It won’t be an exaggeration to suggest that one of the most anticlimactic moments of the 2020 Presidential Election Petition at the Supreme Court, was the highly anticipated cross-examination by Counsel Tsatsu Tsikata of EC Chairperson, Mrs. Jean Mensa, that never materialized. The anticlimax though, by itself, created enough drama to complete several episodes of a Courtroom Melodrama, thanks in part to Counsel Justin Amenuvor’s strategic move to close the case of the 1st Respondent after the Petitioner had closed his case.
Prior to that drama though, several people had been quoted in the media billing the expected cross-examination like a high-stakes boxing match.
· Abraham Amaliba, Esq. was reported to have called for a public holiday to be declared on the day Mrs. Jean Mensa would mount the witness box.
· Franklin Cudjoe of Imani tweeted thus: “Actually, who in his or her right frame of mind seeing what Tsatsu is doing will put his or her sister in harm's way by forcing her into a witness box?
· Sammy Gyamfi, Esq. was reported to have said: “People should wait for the cross-examination of Jean Mensa by Tsatsu Tsikata…You cannot afford to miss that. That will be the climax of the election petition.”
From my ringside position during the melodramatic motions and reviews that were all intended to get Mrs.

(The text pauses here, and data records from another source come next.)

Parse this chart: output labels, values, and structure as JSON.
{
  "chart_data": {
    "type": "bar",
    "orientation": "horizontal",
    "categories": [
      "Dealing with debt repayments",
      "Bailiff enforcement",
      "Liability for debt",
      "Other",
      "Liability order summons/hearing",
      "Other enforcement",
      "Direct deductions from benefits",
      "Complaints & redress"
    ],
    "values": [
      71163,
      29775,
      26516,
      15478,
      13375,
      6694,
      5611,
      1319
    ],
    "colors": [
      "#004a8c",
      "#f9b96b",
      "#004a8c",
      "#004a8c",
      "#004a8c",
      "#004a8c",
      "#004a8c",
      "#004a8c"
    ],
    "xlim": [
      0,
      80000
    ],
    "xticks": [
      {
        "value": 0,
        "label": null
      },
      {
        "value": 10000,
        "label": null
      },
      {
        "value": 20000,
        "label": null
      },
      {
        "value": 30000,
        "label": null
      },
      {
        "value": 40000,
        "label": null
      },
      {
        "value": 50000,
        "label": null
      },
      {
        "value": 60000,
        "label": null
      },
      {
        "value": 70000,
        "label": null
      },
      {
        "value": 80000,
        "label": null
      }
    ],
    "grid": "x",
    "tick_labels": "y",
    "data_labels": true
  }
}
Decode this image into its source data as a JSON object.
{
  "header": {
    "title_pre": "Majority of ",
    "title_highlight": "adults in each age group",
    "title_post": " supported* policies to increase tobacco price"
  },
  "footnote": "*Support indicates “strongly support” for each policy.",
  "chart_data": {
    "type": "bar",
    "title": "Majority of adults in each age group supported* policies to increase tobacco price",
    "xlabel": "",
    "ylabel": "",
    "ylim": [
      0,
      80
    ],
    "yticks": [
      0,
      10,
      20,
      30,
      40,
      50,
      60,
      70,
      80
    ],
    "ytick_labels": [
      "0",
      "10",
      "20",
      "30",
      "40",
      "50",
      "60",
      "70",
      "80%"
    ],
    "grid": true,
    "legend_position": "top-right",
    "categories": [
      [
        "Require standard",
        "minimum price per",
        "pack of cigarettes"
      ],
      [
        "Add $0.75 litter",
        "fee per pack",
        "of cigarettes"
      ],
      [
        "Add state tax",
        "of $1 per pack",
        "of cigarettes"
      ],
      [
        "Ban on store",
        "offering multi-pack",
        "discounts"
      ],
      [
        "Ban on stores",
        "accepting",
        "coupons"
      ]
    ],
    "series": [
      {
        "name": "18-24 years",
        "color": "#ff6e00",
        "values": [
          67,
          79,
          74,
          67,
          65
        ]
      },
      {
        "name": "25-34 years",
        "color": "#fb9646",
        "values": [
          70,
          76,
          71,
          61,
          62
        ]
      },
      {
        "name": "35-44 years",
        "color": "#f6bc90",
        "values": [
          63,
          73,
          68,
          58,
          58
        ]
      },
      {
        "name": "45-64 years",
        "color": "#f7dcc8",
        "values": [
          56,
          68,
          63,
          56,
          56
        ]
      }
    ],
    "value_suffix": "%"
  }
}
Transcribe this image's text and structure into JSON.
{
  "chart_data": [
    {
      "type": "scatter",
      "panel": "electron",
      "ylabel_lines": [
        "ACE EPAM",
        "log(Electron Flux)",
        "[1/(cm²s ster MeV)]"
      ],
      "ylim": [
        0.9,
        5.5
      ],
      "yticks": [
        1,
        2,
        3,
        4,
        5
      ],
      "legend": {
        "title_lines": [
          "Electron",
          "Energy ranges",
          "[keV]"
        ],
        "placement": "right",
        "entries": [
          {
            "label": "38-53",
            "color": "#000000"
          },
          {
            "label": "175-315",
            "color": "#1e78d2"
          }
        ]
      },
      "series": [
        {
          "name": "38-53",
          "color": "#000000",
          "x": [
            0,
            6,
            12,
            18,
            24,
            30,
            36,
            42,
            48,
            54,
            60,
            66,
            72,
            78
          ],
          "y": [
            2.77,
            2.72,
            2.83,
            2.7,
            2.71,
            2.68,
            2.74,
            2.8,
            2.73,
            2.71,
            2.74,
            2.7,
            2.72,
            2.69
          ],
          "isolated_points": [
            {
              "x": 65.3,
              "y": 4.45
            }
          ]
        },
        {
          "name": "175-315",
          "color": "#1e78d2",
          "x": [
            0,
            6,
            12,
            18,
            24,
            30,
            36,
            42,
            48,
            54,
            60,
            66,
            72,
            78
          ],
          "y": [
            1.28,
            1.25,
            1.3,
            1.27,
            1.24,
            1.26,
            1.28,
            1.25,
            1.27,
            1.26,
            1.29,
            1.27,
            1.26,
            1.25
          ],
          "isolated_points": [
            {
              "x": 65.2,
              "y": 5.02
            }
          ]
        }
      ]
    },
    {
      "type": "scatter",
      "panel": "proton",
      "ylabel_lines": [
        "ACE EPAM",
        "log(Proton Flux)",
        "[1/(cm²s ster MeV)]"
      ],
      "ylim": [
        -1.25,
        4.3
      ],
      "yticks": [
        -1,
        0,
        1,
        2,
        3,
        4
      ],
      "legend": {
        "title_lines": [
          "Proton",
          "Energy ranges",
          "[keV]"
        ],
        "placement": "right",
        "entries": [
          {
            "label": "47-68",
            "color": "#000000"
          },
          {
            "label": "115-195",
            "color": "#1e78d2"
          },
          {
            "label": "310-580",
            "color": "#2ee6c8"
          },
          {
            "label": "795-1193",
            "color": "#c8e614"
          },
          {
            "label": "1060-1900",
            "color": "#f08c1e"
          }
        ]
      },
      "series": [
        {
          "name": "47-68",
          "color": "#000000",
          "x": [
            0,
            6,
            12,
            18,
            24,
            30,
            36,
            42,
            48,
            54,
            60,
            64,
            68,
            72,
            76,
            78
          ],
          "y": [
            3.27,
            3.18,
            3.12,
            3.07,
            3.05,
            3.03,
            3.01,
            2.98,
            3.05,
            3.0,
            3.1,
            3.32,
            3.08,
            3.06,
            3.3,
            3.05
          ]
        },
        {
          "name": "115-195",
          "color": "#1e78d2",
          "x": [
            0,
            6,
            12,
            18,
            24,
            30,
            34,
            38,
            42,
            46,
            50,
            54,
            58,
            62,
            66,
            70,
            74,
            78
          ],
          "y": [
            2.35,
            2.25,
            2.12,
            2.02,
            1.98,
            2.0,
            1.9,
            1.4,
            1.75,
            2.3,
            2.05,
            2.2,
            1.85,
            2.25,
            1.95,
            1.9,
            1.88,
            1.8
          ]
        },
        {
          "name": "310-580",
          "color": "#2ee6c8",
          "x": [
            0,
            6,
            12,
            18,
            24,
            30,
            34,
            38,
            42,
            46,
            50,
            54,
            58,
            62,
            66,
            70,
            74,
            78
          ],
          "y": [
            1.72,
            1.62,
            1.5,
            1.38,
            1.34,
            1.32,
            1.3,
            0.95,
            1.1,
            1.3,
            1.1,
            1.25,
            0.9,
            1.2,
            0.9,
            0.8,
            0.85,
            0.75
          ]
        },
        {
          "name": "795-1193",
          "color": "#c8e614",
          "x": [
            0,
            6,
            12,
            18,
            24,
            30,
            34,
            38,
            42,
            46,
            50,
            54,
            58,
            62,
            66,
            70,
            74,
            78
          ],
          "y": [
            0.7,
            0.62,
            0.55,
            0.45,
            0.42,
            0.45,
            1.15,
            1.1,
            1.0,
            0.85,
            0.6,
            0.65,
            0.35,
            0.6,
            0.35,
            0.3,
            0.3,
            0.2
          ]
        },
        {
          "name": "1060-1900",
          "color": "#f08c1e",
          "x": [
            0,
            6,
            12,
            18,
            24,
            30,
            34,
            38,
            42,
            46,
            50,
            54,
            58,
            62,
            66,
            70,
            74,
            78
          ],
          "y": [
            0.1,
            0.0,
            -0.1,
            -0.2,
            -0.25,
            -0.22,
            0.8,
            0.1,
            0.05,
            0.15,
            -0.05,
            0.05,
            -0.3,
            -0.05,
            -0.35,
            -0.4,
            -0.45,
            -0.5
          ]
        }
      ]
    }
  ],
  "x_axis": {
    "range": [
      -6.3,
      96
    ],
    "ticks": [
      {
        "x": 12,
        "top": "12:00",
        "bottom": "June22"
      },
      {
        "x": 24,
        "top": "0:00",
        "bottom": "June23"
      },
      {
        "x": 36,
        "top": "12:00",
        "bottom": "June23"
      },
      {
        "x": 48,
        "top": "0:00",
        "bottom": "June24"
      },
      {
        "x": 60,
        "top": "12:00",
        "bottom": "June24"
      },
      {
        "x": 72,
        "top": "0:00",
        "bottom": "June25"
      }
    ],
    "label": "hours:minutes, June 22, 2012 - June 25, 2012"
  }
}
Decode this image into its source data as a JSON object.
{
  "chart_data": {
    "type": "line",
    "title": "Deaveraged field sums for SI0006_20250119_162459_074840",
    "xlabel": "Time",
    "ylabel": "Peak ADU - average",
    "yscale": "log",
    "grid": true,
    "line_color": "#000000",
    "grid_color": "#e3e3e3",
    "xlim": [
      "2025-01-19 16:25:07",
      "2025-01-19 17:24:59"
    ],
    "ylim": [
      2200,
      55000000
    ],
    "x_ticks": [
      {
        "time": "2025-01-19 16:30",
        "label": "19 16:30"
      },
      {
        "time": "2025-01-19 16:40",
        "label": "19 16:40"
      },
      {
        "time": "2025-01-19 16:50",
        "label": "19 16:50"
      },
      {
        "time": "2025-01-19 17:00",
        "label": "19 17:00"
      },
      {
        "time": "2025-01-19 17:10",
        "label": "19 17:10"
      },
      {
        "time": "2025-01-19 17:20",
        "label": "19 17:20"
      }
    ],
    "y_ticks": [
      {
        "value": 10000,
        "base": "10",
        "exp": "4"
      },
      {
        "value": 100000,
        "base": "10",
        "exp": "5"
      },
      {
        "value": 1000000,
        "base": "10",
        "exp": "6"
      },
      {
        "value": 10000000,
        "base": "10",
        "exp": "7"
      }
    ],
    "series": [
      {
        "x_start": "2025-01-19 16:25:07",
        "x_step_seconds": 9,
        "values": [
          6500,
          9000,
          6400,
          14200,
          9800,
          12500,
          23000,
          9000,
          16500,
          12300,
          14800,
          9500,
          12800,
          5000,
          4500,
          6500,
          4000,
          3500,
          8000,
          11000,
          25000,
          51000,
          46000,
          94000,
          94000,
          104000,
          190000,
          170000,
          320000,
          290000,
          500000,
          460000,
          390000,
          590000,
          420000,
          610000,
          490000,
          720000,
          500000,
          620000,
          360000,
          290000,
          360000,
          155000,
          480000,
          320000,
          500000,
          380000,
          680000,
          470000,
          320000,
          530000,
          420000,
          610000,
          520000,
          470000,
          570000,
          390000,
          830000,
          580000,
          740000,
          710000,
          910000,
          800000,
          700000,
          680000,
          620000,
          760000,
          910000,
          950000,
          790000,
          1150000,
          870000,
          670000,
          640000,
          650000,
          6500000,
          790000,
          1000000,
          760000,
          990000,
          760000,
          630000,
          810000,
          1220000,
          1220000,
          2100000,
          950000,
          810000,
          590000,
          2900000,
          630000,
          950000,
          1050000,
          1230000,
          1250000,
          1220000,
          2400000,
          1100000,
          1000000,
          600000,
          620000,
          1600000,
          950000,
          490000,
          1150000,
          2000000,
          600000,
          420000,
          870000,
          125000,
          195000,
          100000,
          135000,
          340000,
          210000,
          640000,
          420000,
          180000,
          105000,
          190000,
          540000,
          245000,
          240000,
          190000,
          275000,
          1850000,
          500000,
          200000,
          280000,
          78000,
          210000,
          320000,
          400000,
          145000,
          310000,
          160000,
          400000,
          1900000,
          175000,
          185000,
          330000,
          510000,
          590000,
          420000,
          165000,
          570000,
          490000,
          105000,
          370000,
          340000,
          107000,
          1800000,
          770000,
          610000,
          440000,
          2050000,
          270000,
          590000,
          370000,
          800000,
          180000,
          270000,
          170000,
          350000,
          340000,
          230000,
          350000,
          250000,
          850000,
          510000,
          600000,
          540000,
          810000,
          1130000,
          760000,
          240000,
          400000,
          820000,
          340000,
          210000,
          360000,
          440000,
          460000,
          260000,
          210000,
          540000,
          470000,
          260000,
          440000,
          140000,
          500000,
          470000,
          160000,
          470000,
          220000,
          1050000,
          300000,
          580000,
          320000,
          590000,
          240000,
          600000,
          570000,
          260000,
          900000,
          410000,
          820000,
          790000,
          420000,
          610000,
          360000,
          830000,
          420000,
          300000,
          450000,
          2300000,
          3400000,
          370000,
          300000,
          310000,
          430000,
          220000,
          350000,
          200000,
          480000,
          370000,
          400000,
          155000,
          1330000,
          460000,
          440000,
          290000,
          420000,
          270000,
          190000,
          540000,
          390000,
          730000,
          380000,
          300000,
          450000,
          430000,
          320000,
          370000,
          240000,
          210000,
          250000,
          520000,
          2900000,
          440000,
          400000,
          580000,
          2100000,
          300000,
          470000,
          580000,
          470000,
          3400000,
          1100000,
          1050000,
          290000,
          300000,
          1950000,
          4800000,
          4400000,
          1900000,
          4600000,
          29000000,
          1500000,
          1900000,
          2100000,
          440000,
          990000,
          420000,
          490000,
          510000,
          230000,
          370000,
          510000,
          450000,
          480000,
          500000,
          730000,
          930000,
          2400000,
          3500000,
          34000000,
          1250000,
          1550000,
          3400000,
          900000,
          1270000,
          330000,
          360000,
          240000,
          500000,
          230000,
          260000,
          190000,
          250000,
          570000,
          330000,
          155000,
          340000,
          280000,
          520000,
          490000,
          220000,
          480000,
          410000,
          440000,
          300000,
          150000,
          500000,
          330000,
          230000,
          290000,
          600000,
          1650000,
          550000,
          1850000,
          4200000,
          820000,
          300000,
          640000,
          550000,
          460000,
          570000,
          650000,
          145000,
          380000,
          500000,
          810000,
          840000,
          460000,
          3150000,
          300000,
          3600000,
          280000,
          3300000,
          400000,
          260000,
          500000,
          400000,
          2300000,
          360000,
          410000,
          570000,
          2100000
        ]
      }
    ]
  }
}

Jean Mensa to testify, I raised one question on Facebook about what legal strategy other lawyers would have adopted if they were in the shoes of Counsel Justin Amenuvor. I am grateful to Professor Kwaku Asare (a.k.a. Kwaku Azar), who voluntarily offered ‘to get into the witness box for cross-examination’ on my question. Here’s what transpired:
Me: You are a lawyer and an activist. That’s great. May be you also practice in our courts. Fantastic. But tell me, by your professional training, if you were the lawyer for the Electoral Commission and not a lawyer-activist, would you have advised Mrs. Jean Mensa to mount the witness box? Please be honest.
Kwaku Azar: Good question. If it was me, I will definitely advise her to. I will explain the importance of clarifying any doubts and maintaining the institution’s integrity. Of course, others may offer different advice. The ultimate decision rests solely with the election manager. And if I was the election manager, I will jump on the opportunity to clear any doubts and show that my work is konk and that I welcome being proved wrong.
Me: Thanks, Prof., for your honest answer. Would your answer change if you thought the other party had malice and ill-motives aforethought?
Kwaku Azar: NO. My answer is without prejudice to who the other party is or what their motives are. My focus will be on my job, protecting the institution and assuring the citizens that my results are correct. Further, that I welcome any and all attempts to show otherwise.
Me: Even when the courtroom is not the only or final avenue to address the same issues you’ve raised? Would you still throw your client to a party who may have malice or ill-motives aforethought?
Kwaku Azar: Yes! All my client has to do is to tell the truth. No cross examination or examination can change or hurt the truth! There is absolutely nothing to fear. On the other hand, not doing so invites too many speculations.
Me: Thank you. So, for all cross-examinations, the skills and experience of the lawyer doing the cross-examination do not matter, so long as the witness is telling the truth?
Kwaku Azar: Yes. It is like a rotten fish. No matter how good the chef, it will not come out well. No cross examiner can prove that a validly elected person was not validly elected.
Me: So, I can safely presume from your responses, that all those who were hyping the spectre of Counsel Tsatsu Tsikata cross-examining Mrs. Jean Mensa, including Franklin Cudjoe of Imani and several NDC lawyers and activists, had made the presumption that Mrs. Jean Mensa was not going to tell the truth in the witness box, not because Mr. Tsikata's expertise could make any difference? Right?
Kwaku Azar: I have no clue what others were thinking. For me it was about procedural fairness. My view will be the same for any petitioner and any EC manager in a trial. The same is true for discovery.
So, there you have it. The cross-examination that never was, was overhyped and could well have been anticlimactic in itself. In the view of Prof. Kwaku Azar, all that had to happen was for Mrs. Jean Mensa to simply matter-of-factly and truthfully tell the Court what happened during the 7th December 2020 presidential election. Was that the strategy of the Petitioner’s legal team? We will never know.